Não só faz sentido (aliás, sentidos) como é benéfico para quem começa a ficar apaixonado pela cidade: dividir a política entre esquerda e direita. Estamos perante categorias que agregam variegados conceitos; alguns que poderão parecer idênticos aos do território oposto, outros que serão exactamente iguais, mas a enorme maioria funda-se em radicais diferenças relativas ao modo como se pretende regular o acesso aos recursos e a distribuição da riqueza, por um lado, e como se pretende fundamentar a autoridade dos governantes, pelo outro. A direita não só convive bem com enormes desigualdades sociais, ela prefere dar muito a poucos do que pouco a muitos. Porquê? Porque Deus é o exemplo primeiro e absoluto da desigualdade (consta que ninguém tem os seus poderes, nem sequer o pessoal da Marvel) e porque Locke combinou com Ele abrir um franchisado neste planeta para vender o produto “liberdade made in Heaven”. Isto faz com que na direita coexistam concepções monárquicas e democráticas sem que tal cause curto-circuito ideológico. A esquerda persegue as desigualdades sociais, e não descansa enquanto não as terraplanar. Marx é o Moisés desta tribo, tendo deixado os instrumentos para que se consiga chegar à Terra Prometida depois de um passeio pitoresco pelo fundo do Mar Vermelho. Nem os marxistas mais eruditos e ferrenhos sabem explicar o que é isso do comunismo mas tal dificuldade só contribui para o fascínio, até mistério, da promessa. Isto faz com que na esquerda coexistam concepções seculares e religiosas sem que tal cause curto-circuito ideológico. É preciso iluminar estes fundamentos para finalmente se pensar o que seja o centro, a dimensão onde o melhor da direita e da esquerda pode ser posto ao serviço do bem comum, da comunidade.

Porém, contudo, todavia, o que ameaça a cidade não é o confronto entre esquerda e direita.
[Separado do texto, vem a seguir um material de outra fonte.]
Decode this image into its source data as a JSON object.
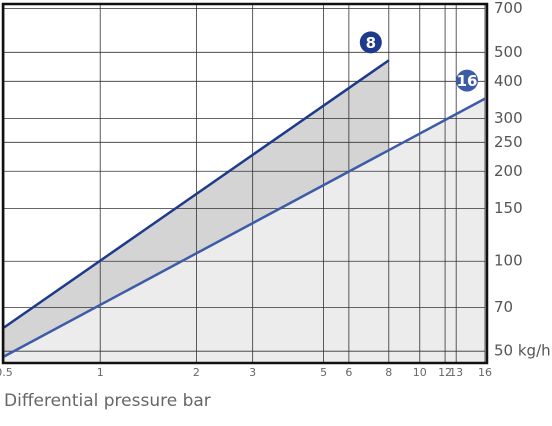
{
  "chart_data": {
    "type": "line",
    "x_label": "Differential pressure bar",
    "xscale": "log",
    "yscale": "log",
    "grid": true,
    "xlim": [
      0.5,
      16
    ],
    "ylim": [
      46,
      720
    ],
    "xticks": [
      0.5,
      1,
      2,
      3,
      5,
      6,
      8,
      10,
      12,
      13,
      16
    ],
    "yticks": [
      {
        "value": 50,
        "label": "50 kg/h"
      },
      70,
      100,
      150,
      200,
      250,
      300,
      400,
      500,
      700
    ],
    "series": [
      {
        "name": "8",
        "color": "#1d3a8c",
        "fill": "#d4d4d4",
        "x": [
          0.5,
          8
        ],
        "values": [
          60,
          470
        ]
      },
      {
        "name": "16",
        "color": "#3d5ca8",
        "fill": "#ececec",
        "x": [
          0.5,
          16
        ],
        "values": [
          48,
          350
        ]
      }
    ]
  }
}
Sejam quais forem as correntes na luta pelo poder, desde que mantenham a integridade da sua racionalidade estarão a contribuir para a autonomia dos cidadãos e para o desenvolvimento das instituições públicas. Podemos avaliar os seus princípios, comparar os seus projectos, criticar as suas propostas. Crescemos politicamente quando somos expostos às legítimas convicções dos outros. O que ameaça a cidade, pois, é a irracionalidade como retórica, a exploração das fragilidades e deficiências cognitivas, a promoção do binómio estupidez e ódio. Alguns políticos e alguns jornalistas, por estas razões, ameaçam a cidade. A defesa contra este perigo não poderá ser uma outra forma de estupidez e de ódio. Mas também não poderá ser a indiferença e o silêncio. Precisa de ser algo que nasça ao centro desses extremos, algo que junte a coragem à inteligência.

5 thoughts on “Dominguice”

  1. A Sabedoria, que é fruto do trabalho, do estudo,da experiência e do …coração, sente e sabe o que melhora a condição humana.
    Não é o nome das coisas mas as suas consequências praticas que interessam.
    Deixemos o blá-bla-bla para quem ganha à linha .
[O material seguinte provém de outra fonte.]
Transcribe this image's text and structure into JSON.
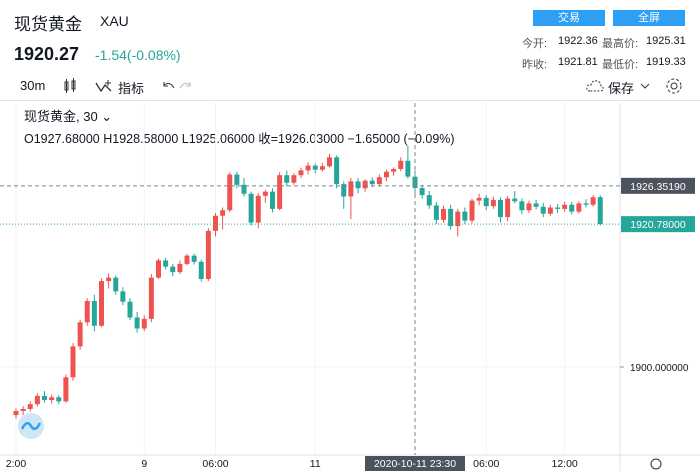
{
  "header": {
    "title": "现货黄金",
    "symbol": "XAU",
    "price": "1920.27",
    "change": "-1.54(-0.08%)",
    "buttons": [
      "交易",
      "全屏"
    ],
    "stats": [
      {
        "label": "今开:",
        "value": "1922.36"
      },
      {
        "label": "最高价:",
        "value": "1925.31"
      },
      {
        "label": "昨收:",
        "value": "1921.81"
      },
      {
        "label": "最低价:",
        "value": "1919.33"
      }
    ]
  },
  "toolbar": {
    "interval": "30m",
    "indicators": "指标",
    "save": "保存"
  },
  "chart_data": {
    "type": "candlestick",
    "legend_title": "现货黄金, 30 ⌄",
    "legend_ohlc": "O1927.68000  H1928.58000  L1925.06000  收=1926.03000  −1.65000 (−0.09%)",
    "up_color": "#ef5350",
    "down_color": "#26a69a",
    "ylim": [
      1887.2,
      1938.4
    ],
    "yticks": [
      {
        "value": 1900,
        "label": "1900.000000"
      }
    ],
    "crosshair": {
      "x": "2020-10-11 23:30",
      "y": 1926.3519,
      "y_label": "1926.35190"
    },
    "last_price": {
      "value": 1920.78,
      "label": "1920.78000"
    },
    "categories": [
      "2:00",
      null,
      null,
      null,
      null,
      null,
      null,
      null,
      null,
      null,
      null,
      null,
      null,
      null,
      null,
      null,
      null,
      null,
      "9",
      null,
      null,
      null,
      null,
      null,
      null,
      null,
      null,
      null,
      "06:00",
      null,
      null,
      null,
      null,
      null,
      null,
      null,
      null,
      null,
      null,
      null,
      null,
      null,
      "11",
      null,
      null,
      null,
      null,
      null,
      null,
      null,
      null,
      null,
      null,
      null,
      null,
      null,
      "2020-10-11 23:30",
      null,
      null,
      null,
      null,
      null,
      null,
      null,
      null,
      null,
      "06:00",
      null,
      null,
      null,
      null,
      null,
      null,
      null,
      null,
      null,
      null,
      "12:00",
      null,
      null,
      null,
      null,
      null
    ],
    "ohlc": [
      [
        1893.0,
        1894.0,
        1892.5,
        1893.6
      ],
      [
        1893.6,
        1894.3,
        1893.0,
        1893.9
      ],
      [
        1893.9,
        1895.0,
        1893.5,
        1894.6
      ],
      [
        1894.6,
        1896.2,
        1894.3,
        1895.8
      ],
      [
        1895.8,
        1896.5,
        1894.8,
        1895.2
      ],
      [
        1895.2,
        1896.0,
        1894.7,
        1895.6
      ],
      [
        1895.6,
        1895.9,
        1894.6,
        1895.0
      ],
      [
        1895.0,
        1898.9,
        1894.8,
        1898.5
      ],
      [
        1898.5,
        1903.5,
        1898.0,
        1903.0
      ],
      [
        1903.0,
        1906.9,
        1902.5,
        1906.5
      ],
      [
        1906.5,
        1910.0,
        1906.0,
        1909.6
      ],
      [
        1909.6,
        1910.5,
        1905.2,
        1906.0
      ],
      [
        1906.0,
        1912.9,
        1905.8,
        1912.5
      ],
      [
        1912.5,
        1913.6,
        1911.4,
        1913.0
      ],
      [
        1913.0,
        1913.3,
        1910.5,
        1911.0
      ],
      [
        1911.0,
        1911.6,
        1909.0,
        1909.5
      ],
      [
        1909.5,
        1910.0,
        1906.8,
        1907.2
      ],
      [
        1907.2,
        1908.0,
        1905.0,
        1905.6
      ],
      [
        1905.6,
        1907.5,
        1905.2,
        1907.0
      ],
      [
        1907.0,
        1913.5,
        1906.5,
        1913.0
      ],
      [
        1913.0,
        1915.8,
        1912.8,
        1915.5
      ],
      [
        1915.5,
        1915.9,
        1914.2,
        1914.6
      ],
      [
        1914.6,
        1915.0,
        1913.2,
        1913.8
      ],
      [
        1913.8,
        1915.5,
        1913.5,
        1915.0
      ],
      [
        1915.0,
        1916.5,
        1914.8,
        1916.2
      ],
      [
        1916.2,
        1916.5,
        1914.9,
        1915.3
      ],
      [
        1915.3,
        1915.6,
        1912.4,
        1912.8
      ],
      [
        1912.8,
        1920.2,
        1912.5,
        1919.8
      ],
      [
        1919.8,
        1922.4,
        1919.0,
        1922.0
      ],
      [
        1922.0,
        1923.2,
        1920.0,
        1922.8
      ],
      [
        1922.8,
        1928.3,
        1922.5,
        1928.0
      ],
      [
        1928.0,
        1928.4,
        1926.0,
        1926.5
      ],
      [
        1926.5,
        1927.5,
        1924.8,
        1925.2
      ],
      [
        1925.2,
        1925.5,
        1920.6,
        1921.0
      ],
      [
        1921.0,
        1925.3,
        1920.2,
        1924.9
      ],
      [
        1924.9,
        1925.8,
        1923.9,
        1925.5
      ],
      [
        1925.5,
        1926.0,
        1922.5,
        1923.0
      ],
      [
        1923.0,
        1928.3,
        1922.8,
        1927.9
      ],
      [
        1927.9,
        1928.6,
        1926.3,
        1926.8
      ],
      [
        1926.8,
        1928.2,
        1926.5,
        1927.9
      ],
      [
        1927.9,
        1929.0,
        1927.5,
        1928.6
      ],
      [
        1928.6,
        1929.8,
        1928.0,
        1929.3
      ],
      [
        1929.3,
        1929.6,
        1928.2,
        1928.7
      ],
      [
        1928.7,
        1929.7,
        1928.4,
        1929.2
      ],
      [
        1929.2,
        1931.0,
        1929.0,
        1930.5
      ],
      [
        1930.5,
        1930.8,
        1926.0,
        1926.6
      ],
      [
        1926.6,
        1927.0,
        1923.0,
        1924.8
      ],
      [
        1924.8,
        1927.5,
        1921.5,
        1927.0
      ],
      [
        1927.0,
        1927.5,
        1925.3,
        1926.0
      ],
      [
        1926.0,
        1927.3,
        1925.5,
        1927.1
      ],
      [
        1927.1,
        1927.6,
        1926.2,
        1926.6
      ],
      [
        1926.6,
        1928.0,
        1926.3,
        1927.6
      ],
      [
        1927.6,
        1928.7,
        1927.0,
        1928.4
      ],
      [
        1928.4,
        1929.0,
        1927.8,
        1928.8
      ],
      [
        1928.8,
        1930.5,
        1928.5,
        1930.0
      ],
      [
        1930.0,
        1932.2,
        1927.4,
        1927.7
      ],
      [
        1927.68,
        1928.58,
        1925.06,
        1926.03
      ],
      [
        1926.03,
        1926.5,
        1924.5,
        1925.0
      ],
      [
        1925.0,
        1925.6,
        1923.0,
        1923.5
      ],
      [
        1923.5,
        1924.0,
        1920.8,
        1921.4
      ],
      [
        1921.4,
        1923.5,
        1921.0,
        1923.0
      ],
      [
        1923.0,
        1923.6,
        1920.0,
        1920.5
      ],
      [
        1920.5,
        1923.0,
        1919.0,
        1922.6
      ],
      [
        1922.6,
        1923.2,
        1920.8,
        1921.3
      ],
      [
        1921.3,
        1924.5,
        1920.9,
        1924.2
      ],
      [
        1924.2,
        1925.2,
        1923.5,
        1924.6
      ],
      [
        1924.6,
        1925.0,
        1922.8,
        1923.4
      ],
      [
        1923.4,
        1924.8,
        1923.0,
        1924.3
      ],
      [
        1924.3,
        1924.7,
        1921.0,
        1921.8
      ],
      [
        1921.8,
        1924.9,
        1921.2,
        1924.5
      ],
      [
        1924.5,
        1925.6,
        1923.8,
        1924.1
      ],
      [
        1924.1,
        1924.5,
        1922.2,
        1922.8
      ],
      [
        1922.8,
        1924.2,
        1922.4,
        1923.8
      ],
      [
        1923.8,
        1924.3,
        1922.9,
        1923.3
      ],
      [
        1923.3,
        1923.9,
        1921.8,
        1922.3
      ],
      [
        1922.3,
        1923.6,
        1922.0,
        1923.2
      ],
      [
        1923.2,
        1923.7,
        1922.4,
        1923.0
      ],
      [
        1923.0,
        1924.0,
        1922.6,
        1923.6
      ],
      [
        1923.6,
        1924.0,
        1922.2,
        1922.6
      ],
      [
        1922.6,
        1924.1,
        1922.3,
        1923.8
      ],
      [
        1923.8,
        1924.4,
        1923.2,
        1923.6
      ],
      [
        1923.6,
        1925.0,
        1923.3,
        1924.7
      ],
      [
        1924.7,
        1925.0,
        1920.6,
        1920.78
      ]
    ]
  }
}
  2. sendo que a raiz do problema já foi identificada há bués , resta por em prática a solução : rendimento máximo permitido e acabam-se as desigualdades estratosféricas. e reverter a financeirização da economia promovida desde 80 pelos narigudos e que é totalmente inútil e perniciosa.
    em termos relativos , as diferenças de vida entre um elemento do zé povinho e um seu governante ou satélite comprador é exactamente a mesma que entre um senhor feudal e um servo da gleba.

  3. e , acresce que até temos meios , no dito mundo democrático , de por o rendimento máximo permitido a vigorar… é só perguntar em referendo à população se concorda. podemos começar na Suíça. ah pois é , não há desculpa para que o contrário do rmg global que querem dar de esmola caladora não seja possível , só falta de vontade de quem perde mecenas e corruptores activos com isso.